At the same time that Vitas was representing MC to Medicare as eligible for hospice, Vitas' own records, cited in the complaint, state that MC did not have a terminal illness whose prognosis was six months or less. Rather, it says, MC was "living independently and performing daily activities without assistance."
For example, "during the time that Vitas billed Medicare for crisis care for MC, Vitas's nursing notes state that MC was doing her own laundry."
For this one patient alone, Medicare paid close to $170,000 in claims between 2009 and 2012, according to the complaint.
An analysis by Justice found that Vitas' billings for crisis care in general were "almost six times what would be expected if its crisis care figures were in line with the national average."

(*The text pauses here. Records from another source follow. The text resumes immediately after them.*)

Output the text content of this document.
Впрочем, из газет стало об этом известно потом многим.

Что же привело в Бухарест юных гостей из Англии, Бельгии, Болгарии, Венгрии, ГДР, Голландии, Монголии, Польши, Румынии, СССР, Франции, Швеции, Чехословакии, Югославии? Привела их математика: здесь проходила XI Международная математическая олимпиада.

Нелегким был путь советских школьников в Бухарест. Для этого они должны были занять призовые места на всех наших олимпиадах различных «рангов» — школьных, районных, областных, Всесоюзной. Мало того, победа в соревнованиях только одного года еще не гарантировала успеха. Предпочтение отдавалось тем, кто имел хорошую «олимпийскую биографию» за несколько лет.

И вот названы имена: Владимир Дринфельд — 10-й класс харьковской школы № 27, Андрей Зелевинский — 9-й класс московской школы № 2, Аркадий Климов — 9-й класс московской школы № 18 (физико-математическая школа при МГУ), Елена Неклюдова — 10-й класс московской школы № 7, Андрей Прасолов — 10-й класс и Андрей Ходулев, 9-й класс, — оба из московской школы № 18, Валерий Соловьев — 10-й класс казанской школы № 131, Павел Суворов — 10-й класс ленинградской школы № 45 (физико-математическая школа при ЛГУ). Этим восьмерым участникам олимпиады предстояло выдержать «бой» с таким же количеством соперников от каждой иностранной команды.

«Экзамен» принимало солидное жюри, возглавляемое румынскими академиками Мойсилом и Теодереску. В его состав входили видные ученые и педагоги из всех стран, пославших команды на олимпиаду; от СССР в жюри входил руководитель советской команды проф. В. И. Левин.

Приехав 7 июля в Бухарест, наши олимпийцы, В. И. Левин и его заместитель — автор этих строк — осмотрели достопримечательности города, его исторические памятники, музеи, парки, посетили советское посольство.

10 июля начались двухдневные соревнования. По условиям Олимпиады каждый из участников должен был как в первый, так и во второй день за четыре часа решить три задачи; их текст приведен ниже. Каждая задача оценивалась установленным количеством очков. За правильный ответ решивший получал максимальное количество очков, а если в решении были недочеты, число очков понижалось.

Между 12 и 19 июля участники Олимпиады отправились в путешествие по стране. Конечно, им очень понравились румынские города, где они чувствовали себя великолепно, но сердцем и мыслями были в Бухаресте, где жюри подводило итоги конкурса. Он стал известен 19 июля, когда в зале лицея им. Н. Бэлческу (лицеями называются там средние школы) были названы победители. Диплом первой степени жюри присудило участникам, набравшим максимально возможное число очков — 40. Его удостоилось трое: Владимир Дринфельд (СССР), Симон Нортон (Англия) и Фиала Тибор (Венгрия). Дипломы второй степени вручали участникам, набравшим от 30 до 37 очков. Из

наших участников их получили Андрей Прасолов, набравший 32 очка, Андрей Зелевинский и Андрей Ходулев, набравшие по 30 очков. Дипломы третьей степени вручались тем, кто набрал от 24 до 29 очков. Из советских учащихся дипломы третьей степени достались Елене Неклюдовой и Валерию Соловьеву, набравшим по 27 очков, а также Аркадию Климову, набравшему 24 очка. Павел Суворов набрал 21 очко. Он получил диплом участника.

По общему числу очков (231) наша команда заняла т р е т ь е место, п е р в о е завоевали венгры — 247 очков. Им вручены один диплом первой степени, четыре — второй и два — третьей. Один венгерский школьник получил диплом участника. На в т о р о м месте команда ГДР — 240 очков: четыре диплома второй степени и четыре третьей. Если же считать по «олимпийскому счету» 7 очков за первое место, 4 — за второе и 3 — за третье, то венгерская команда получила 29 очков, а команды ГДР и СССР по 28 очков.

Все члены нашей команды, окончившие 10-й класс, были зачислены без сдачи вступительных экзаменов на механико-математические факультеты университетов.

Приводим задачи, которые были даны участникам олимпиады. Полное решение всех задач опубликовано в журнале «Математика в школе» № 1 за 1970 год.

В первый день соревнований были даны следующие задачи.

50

A Vitas nurse, cited in the complaint, reported that on more than one occasion she had arrived at the home of some patient described by Vitas as needing crisis care, only to find the patient out—"at church, at the beauty parlor, or playing bingo." Despite the fact that these patients did not need or receive crisis care, says DOJ, Vitas nonetheless billed Medicare for the services.
The crux of the government's charge is "that Vitas focused on maximizing Medicare reimbursements for as many patents as possible while disregarding patients' medical needs and Medicare guidelines. Vitas regularly ignored concerns expressed by its own physicians and nurses regarding whether its hospice patients were receiving appropriate care."
A request by ABC News for further comment from the U.S. Attorney's Office got no response. A request for comment from Chemed and Vitas was answered by a repetition of a statement Chemed released May 3rd, which says in part that Chemed and Vitas intend to defend themselves vigorously. It confirms that the government is seeking treble damages, statutory penalties, court costs and interest.
"Chemed and Vitas have made significant investments in controls, systems and procedures to uphold the highest industry standards and to maintain compliance with all regulatory requirements," says the May 3 statement. "Our compliance efforts are designed to ensure our services are provided only to eligible patients."